It must be hard working as a top UK trade official!
Whenever I'm in need of a top up of entertainment, I often turn to the UK's Daily Telegraph website and head for the City Diary. It often has a smattering of amusing stories tied in to what's going on in the world of finance.
So I'm grateful to them for highlighting an advertisement that appeared earlier this week, searching for someone for the newly created position of Director General of Trade and Investment for China, reporting directly to the UK Ambassador in China, as part of Prime Minister Cameron's drive to increase support to UK exporters and bring in more investment to the UK.
What I particularly find "amusing" is the way that UK Trade & Investment (as the old DTI now calls itself) has gone about attracting top talent from a limited pool of suitable people.
"Beijing is classified as a hardship post," it says, adding that employment opportunities for partners are limited. It also feels it necessary to describe Beijing's air quality as "improved, though still very poor sometimes." Hmmm, some hardship I have to say!
To sweeten the pill, they are offering a salary of £120,000 with benefits, which includes a Cost of Living Addition, Diplomatic Service Compensation Allowance, a flexible Travel Package and a Children's Education Allowance if appropriate. The successful candidate will also be provided with accommodation of course. And on top of that he or she will be given over 44 days of leave a year.
Oh, and if that isn't enough to tempt the wavering executives, it adds that travel within the city by taxi is cheap and easy and there is also extensive, low-cost public transport. (So he/she will not be given a car allowance or driver, then). Also, there is a great variety of restaurants, Chinese and international; good shopping and a vibrant cultural life. Wow! Who could resist?
According to the 2011 China Salary Development Report issued by the Ministry of Human Resources and Social Security, the average salary for executives in listed companies in Beijing has reached RMB668,000, compared with RMB291,000 in 2005, while the average annual salary of employees in urban enterprises increased to RMB42,452 in 2011.
So despite the "hardship posting", the new DG will still be quids in, I reckon. But I have to ask, if Beijing is described as a "hardship posting", what adjectives do they use for some of the other postings for which they advertise?
China is the world's second largest economy, and since 2007 it has been the UK's leading market outside Europe and the US. The UK, along with Germany, is also the EU's leading services exporter to China, but UK services exports to China are still only a quarter or so of overall UK exports. On the other hand, the UK vies with Germany as the leading European destination for Chinese investment into Europe, and Chinese investment into the UK is actually building quite fast.
But it is China's huge savings and its increasing interest in investment abroad that is the main carrot dangling in front of Cameron and his Chancellor – George Osborne. Together they are hoping to position London as the main RMB trading center in Europe and a springboard for Chinese enterprises seeking to globalize their operations and brands.
The British government sees deeper business engagement with China as central to its economic strategy; in fact China is the only overseas market designated a priority opportunity by UKTI for all fifteen of its designated sectors.

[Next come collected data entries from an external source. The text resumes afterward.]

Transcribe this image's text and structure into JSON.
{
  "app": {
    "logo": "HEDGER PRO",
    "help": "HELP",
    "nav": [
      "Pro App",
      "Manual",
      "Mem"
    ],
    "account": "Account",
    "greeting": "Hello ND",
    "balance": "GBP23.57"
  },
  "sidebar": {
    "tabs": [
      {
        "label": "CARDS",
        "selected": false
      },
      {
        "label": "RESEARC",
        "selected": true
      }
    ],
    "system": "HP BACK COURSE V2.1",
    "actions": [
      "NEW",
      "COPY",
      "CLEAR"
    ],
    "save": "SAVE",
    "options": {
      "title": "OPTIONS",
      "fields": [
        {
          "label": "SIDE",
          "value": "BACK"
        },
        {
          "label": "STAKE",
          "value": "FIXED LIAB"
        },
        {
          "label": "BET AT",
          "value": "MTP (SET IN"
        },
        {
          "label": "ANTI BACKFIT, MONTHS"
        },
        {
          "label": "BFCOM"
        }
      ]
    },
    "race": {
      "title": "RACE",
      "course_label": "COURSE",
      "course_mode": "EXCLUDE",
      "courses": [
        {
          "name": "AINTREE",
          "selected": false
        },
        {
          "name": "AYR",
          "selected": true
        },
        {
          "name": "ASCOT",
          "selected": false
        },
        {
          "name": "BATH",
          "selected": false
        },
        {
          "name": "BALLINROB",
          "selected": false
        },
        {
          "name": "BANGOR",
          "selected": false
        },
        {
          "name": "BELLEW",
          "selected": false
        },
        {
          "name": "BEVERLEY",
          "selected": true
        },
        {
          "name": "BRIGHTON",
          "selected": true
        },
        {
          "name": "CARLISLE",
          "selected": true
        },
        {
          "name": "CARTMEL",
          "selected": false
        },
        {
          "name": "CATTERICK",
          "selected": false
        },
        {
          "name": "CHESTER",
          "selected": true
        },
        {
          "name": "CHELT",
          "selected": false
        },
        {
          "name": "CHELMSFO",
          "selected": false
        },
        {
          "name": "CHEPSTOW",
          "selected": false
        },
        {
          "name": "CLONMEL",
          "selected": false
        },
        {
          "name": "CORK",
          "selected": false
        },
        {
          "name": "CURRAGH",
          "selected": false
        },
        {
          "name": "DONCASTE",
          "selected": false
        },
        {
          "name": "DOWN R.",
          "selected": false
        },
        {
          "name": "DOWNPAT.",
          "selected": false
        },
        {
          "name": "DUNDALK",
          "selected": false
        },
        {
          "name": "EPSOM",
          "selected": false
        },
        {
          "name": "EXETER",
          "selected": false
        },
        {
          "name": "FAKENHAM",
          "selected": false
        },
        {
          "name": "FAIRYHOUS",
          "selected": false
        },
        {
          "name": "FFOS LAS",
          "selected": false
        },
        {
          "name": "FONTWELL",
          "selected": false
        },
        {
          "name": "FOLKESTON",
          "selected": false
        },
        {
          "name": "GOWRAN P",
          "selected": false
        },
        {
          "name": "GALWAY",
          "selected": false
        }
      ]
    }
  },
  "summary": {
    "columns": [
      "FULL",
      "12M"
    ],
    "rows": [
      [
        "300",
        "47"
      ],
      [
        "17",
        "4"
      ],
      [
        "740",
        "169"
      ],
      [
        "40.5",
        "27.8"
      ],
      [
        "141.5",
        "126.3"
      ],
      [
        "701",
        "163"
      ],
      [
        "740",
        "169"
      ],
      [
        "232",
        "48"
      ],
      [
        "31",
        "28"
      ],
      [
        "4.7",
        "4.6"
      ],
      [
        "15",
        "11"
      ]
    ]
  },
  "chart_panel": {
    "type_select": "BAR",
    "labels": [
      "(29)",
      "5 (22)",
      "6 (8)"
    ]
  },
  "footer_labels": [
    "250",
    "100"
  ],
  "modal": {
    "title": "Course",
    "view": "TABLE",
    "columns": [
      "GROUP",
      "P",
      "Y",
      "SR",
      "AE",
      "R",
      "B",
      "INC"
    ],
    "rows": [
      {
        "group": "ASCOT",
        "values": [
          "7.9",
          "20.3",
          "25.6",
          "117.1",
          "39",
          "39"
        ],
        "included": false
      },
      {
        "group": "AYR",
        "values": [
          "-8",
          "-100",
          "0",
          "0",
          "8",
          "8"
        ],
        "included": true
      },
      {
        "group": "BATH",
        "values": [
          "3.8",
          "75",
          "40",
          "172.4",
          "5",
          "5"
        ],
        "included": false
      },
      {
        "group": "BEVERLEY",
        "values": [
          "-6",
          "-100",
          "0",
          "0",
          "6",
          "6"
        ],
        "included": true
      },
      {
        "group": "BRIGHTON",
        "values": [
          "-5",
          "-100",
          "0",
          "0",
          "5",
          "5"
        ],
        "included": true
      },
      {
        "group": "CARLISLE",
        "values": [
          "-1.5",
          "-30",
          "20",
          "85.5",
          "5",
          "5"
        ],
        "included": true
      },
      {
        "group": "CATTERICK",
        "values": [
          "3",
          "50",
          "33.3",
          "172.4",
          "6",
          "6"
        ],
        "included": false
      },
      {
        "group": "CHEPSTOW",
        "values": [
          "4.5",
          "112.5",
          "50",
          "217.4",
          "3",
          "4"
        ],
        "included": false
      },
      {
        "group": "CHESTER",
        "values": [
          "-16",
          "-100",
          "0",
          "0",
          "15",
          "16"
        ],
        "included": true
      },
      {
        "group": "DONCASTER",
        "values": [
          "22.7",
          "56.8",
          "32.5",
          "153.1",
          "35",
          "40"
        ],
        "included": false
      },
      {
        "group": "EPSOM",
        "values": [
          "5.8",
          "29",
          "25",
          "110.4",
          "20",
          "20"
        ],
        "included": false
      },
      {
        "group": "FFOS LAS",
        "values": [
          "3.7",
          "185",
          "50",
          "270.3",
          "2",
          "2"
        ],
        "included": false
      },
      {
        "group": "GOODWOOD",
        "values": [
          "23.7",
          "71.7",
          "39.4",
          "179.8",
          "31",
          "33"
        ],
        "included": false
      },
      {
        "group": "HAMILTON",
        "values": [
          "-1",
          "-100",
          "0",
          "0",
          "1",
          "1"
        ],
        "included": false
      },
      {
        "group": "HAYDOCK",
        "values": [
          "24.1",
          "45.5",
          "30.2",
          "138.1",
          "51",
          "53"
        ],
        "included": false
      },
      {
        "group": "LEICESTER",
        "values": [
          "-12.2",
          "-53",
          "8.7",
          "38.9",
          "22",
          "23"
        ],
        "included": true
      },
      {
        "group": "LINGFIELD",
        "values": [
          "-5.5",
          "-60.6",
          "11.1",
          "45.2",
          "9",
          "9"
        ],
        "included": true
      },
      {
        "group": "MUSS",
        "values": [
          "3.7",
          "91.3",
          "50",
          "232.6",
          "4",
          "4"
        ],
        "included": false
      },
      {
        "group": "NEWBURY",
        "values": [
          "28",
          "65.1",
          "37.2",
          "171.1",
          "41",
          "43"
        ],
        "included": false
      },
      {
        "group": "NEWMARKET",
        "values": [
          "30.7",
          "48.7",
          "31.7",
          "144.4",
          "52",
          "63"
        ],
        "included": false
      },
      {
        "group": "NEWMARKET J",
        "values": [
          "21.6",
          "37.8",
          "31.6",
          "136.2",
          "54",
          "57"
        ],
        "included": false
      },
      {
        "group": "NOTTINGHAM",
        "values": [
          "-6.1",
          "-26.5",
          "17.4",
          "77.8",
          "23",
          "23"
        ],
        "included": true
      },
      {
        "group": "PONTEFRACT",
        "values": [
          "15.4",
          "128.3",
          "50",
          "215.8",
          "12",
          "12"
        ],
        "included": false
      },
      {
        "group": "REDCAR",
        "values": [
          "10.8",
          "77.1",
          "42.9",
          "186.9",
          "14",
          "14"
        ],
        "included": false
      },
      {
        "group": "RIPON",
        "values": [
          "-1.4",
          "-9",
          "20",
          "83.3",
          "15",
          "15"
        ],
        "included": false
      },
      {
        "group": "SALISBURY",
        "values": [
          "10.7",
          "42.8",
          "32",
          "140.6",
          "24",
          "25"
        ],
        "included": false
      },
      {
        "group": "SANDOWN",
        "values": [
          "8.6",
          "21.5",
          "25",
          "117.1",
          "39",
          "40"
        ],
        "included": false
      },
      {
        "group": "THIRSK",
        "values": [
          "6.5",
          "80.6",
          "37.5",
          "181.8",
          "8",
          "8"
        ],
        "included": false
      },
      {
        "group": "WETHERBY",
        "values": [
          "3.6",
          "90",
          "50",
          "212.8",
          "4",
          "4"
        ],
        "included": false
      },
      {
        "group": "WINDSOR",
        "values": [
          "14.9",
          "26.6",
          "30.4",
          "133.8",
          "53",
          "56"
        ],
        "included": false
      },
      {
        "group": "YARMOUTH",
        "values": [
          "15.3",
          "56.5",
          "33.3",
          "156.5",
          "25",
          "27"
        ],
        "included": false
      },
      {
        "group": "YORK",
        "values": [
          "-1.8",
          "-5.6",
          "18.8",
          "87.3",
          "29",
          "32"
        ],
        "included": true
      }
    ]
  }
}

UK exports to China have also been growing rapidly as the two economies become more complementary to one another. But there is also considerable untapped potential for more creative trade and investment promotion work, as well as significant market and knowledge barriers to be addressed; and it is here too in which the new Director General will have a key role in giving a greater top level impetus.
It is said that the Prime Minister, Chancellor and other Cabinet members are all taking a close personal interest in the progress of our trade and investment relationship with China.
I'll bet they are … as will the heads of all the other states that are making China their number one priority in helping them bail out of the – in many cases – total mess that they have made of their economies.
Now almost everyone, it appears, wants China as their best friend. How times change!